Kur'an'ın o ilk muhataplarının
anlayışlarına göre hayat, sebebi, amacı ve
ideali olmayan birtakım hareketler zinciri idi. insanlar
rahimler tarafından dışarıya
atılıyorlar ve mezarlar tarafından
yutuluyorlardı. Bu iki aşamanın arası oyundan,
eğlenceden, süsten-gösterişten, övünme yarışından,
hayvana özgü kısa vadeli zevklerden ibaretti. Tüm evrene
egemen olan bir yasalar sistemi varmış, bu
yasaların gerisinde bir amaç ve o amacın gerisinde de
bir hikmet yatıyormuş. İnsan bu hayata belirli bir
plân uyarınca gelmişmiş. Bu hayat bir
hesaplaşma ve ödül-ceza işlemi ile
noktalanacakmış, insan şu yeryüzündeki serüveni,
sözkonusu hesaplaşma ve ödül-ceza aşamasında
sonuçlanacak bir sınav sürecinden ibaretmiş. Bütün
bu ayrıntılı ve birbirine bağlı düşünceler
ve bu düşüncelerin gerisindeki güçlü, plânlayıcı,
hikmet sahibi, herşeyi bir ön-tasarıya göre yapan ve
herşeyi belirli bir sonuca ulaştıran ve
"Allah" bilinci o günkü insanların zihniyetlerine
ve kafa yapılarına uzak ve yabancı kavramlardı.

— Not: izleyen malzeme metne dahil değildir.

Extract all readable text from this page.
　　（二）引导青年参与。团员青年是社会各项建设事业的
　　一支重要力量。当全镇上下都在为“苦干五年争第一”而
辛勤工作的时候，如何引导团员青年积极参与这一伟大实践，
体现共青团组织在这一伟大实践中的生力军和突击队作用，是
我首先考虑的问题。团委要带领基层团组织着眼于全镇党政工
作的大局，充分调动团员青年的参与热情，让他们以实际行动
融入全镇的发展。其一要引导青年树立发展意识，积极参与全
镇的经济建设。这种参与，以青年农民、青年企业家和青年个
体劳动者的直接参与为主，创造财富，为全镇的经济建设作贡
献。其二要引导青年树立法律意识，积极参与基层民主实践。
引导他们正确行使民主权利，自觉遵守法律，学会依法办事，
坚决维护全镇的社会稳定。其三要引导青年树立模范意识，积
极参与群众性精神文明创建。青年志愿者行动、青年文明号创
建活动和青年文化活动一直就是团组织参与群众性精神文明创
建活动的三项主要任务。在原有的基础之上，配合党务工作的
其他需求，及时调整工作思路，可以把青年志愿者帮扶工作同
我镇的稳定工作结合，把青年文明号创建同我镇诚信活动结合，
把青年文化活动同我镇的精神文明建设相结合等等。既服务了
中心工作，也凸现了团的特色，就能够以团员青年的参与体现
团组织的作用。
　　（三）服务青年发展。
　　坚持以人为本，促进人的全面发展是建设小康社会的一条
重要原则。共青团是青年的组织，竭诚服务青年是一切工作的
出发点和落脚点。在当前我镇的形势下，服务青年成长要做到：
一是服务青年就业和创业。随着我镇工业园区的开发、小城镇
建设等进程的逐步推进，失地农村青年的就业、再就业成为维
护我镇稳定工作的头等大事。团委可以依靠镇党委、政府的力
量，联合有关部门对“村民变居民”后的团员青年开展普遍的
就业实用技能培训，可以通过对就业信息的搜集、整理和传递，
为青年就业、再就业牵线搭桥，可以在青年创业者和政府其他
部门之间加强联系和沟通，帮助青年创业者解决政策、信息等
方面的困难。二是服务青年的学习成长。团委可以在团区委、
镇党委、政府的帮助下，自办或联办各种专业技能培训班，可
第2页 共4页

İnsanı hayvandan ayıran özellik, insanın
olaylara, zamana ve amaçlara bağlılık bilinci,
gerek kendi soyunun ve gerekse çevresindeki tüm varlıkların
bir amacı, bir maksadı yolundaki misyonudur. Bunlar da
yetmez. insanın, insan sayılabilmesi için bu bilince ve
ufuk genişliğine bağlı olarak insanlık
merdivenlerinin basamaklarında sürekli bir tempo ile
yükselmelidir, evrende işleyen yasal sistemin
varlığına ilişkin duyarlı bir düşünce
taşımalıdır, olaylar ve nesneler ile bu
yasalar arasındaki sıkı bağı
farketmelidir. Ömrünü birbirinden kopuk olaylar ve zaman
dilimleri biçiminde algılayarak yaşamamalıdır.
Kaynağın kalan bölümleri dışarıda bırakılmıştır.